Опустившись на дворы и скверы, черная бархатная драпировка неба укрыла ночной город. В квадратных прорезях плюшевой материи виднелись желтые глаза окон, а высоко-высоко, где нескладное ушко толстой штопальной иглы оставило после себя рваные следы, мерцали желтые точки звезд. Освобождая от своего присутствия мостовые и тротуары, исчезала в тени посеченная паутина асфальтовых трещин; немигающим взглядом таращились на мир провисшие бусы фиолетовых фонарей. Заледенелые к ночи, тонкие корочки луж напоминали сморщенные полиэтиленовые пакеты, с шуршанием похрустывающие под ногами запоздалых прохожих.

— Это же надо было нам так сподобиться! — Артем удивленно вскинул брови и, посмотрев на шагавшего рядом Дмитрия, засмеялся. — Нет, скажи честно, у тебя что, другого времени не нашлось? Я могу понять, когда люди на пару идут в парк попить пивка, но синхронно свататься — это, ты уж извини, самое натуральное отклонение.

— Ты не очень-то крылья расправляй, все-таки с тестем разговариваешь, — с важностью отозвался Дмитрий.

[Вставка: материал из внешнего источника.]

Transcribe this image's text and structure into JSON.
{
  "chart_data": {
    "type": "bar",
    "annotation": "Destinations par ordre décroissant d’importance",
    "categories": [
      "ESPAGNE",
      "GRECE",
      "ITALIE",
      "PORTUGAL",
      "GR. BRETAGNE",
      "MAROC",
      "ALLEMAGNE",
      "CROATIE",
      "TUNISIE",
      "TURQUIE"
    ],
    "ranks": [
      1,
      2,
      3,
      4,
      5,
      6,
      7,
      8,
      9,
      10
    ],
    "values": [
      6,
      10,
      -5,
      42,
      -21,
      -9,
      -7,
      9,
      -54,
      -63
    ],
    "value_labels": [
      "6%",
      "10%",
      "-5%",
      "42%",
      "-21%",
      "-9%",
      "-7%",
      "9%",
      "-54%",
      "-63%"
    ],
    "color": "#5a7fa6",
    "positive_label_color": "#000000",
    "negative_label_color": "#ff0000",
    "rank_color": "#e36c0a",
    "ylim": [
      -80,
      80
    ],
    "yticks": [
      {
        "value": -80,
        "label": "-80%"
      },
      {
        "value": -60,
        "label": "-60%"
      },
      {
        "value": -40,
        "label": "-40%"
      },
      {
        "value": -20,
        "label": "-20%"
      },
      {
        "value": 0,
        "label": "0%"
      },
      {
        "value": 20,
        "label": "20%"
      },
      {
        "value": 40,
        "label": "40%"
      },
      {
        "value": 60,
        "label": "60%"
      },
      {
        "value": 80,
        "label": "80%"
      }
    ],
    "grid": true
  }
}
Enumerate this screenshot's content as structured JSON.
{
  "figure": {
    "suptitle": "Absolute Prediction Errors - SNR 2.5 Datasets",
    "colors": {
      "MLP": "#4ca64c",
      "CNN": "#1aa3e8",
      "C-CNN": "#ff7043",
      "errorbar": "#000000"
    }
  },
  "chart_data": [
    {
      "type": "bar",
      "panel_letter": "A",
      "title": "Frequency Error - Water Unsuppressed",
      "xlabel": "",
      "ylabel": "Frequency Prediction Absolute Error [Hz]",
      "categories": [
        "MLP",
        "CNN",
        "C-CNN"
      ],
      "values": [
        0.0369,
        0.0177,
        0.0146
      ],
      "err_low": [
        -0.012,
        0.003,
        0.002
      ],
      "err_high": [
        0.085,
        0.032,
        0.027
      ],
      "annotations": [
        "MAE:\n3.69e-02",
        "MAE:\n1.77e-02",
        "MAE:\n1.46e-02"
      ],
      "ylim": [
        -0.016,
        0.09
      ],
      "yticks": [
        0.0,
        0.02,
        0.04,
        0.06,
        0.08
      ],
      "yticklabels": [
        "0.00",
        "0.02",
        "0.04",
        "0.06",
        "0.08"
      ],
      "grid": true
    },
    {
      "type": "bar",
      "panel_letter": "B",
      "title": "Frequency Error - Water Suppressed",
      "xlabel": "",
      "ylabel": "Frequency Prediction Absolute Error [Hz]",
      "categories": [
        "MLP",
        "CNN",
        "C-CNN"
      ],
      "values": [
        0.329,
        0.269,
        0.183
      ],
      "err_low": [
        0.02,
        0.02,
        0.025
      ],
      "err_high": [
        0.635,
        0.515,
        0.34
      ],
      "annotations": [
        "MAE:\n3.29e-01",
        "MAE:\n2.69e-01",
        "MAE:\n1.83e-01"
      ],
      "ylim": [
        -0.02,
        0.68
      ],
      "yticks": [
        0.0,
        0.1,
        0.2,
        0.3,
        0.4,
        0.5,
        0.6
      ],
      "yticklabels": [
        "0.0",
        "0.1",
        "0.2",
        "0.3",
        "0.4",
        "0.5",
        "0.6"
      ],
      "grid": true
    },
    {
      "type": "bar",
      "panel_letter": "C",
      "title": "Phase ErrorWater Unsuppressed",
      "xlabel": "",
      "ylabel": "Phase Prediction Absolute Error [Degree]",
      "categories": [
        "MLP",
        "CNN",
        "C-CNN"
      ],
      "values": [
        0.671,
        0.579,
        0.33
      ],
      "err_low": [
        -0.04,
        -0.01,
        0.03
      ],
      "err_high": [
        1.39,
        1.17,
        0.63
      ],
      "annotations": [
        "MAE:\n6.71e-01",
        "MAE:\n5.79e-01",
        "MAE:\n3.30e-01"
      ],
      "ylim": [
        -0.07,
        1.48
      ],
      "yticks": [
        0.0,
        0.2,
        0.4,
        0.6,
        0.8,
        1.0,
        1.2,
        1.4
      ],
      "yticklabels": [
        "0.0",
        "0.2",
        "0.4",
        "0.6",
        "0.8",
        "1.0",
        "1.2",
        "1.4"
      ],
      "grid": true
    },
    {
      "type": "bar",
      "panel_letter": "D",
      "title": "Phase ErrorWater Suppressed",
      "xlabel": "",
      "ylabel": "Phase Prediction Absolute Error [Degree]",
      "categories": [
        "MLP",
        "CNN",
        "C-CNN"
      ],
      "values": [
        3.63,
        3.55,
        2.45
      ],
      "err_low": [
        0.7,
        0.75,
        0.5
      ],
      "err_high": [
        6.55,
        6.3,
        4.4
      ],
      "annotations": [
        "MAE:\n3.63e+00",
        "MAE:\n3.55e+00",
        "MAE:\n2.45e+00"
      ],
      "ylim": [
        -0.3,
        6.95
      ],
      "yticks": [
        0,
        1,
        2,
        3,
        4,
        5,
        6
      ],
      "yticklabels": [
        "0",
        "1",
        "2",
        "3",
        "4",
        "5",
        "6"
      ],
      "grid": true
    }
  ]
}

Прислушиваясь к звуку собственных шагов, эхом отдававшихся в пустынном дворе, он до сих пор не мог до конца осознать, что его мечта исполнилась.

— Подумаешь, тесть — некуда присесть! — ехидно отозвался Артем. Поднеся часы поближе к лицу, он присмотрелся к циферблату, подсвеченному зеленоватым огоньком. — Пяти часов не прошло, как его в звании повысили, а он уже дедовщину развел.

— Смотри у меня, — пригрозил Дмитрий, — будешь со мной так неуважительно разговаривать, я теще расскажу, как ты на нее спорил, она тебя быстро к ногтю прижмет.

— Зачем же семейные отношения начинать с такого экстрима? — глаза Артема основательно округлились. — А как же, Дим, мужская солидарность и все такое прочее?

— Ага-а-а, — протянул Меркулов, — вспомнила бабка, как девкой была. Очухался? А где, спрашивается, была твоя мужская солидарность, когда ты меня со своим спором в угол загонял, спала? — и его глаза, прищурившись, сложились в две узкие хитрющие щелочки.

— Ох и мстительный же ты, Меркулов! — с наигранной дрожью в голосе произнес Обручев. Если бы не боязнь показаться смешным или, того хуже, перебудить всю округу, он набрал бы в грудь побольше воздуха и закричал от переполнявшей его радости. Так хорошо ему не было очень давно. Глядя на корявые стволы почерневших от влаги лип, Артем испытывал ни с чем не сравнимое чувство умиротворенности и по-детски наивного умиления.

Часть двора была неосвещена, и там, куда не дотягивался отбрасываемый фонарем полукруг света, тьма была такой густой и плотной, что, протянув ладонь, можно было ощутить ее скользкую влажную студенистость. Умаявшись за день, ветер уснул, и в воздухе, неподвижно застывшем над проседью осевших сугробов, повис едва уловимый запах земли.

— Никакой я не мстительный, — улыбаясь своим мыслям, проговорил Дмитрий. — Но посуди сам: терпеть твои выходки пять лет в институте, потом работать вместе и под финал всего сделаться родственниками, это ж какое ангельское надо иметь терпение, чтобы все это вынести и не пикнуть?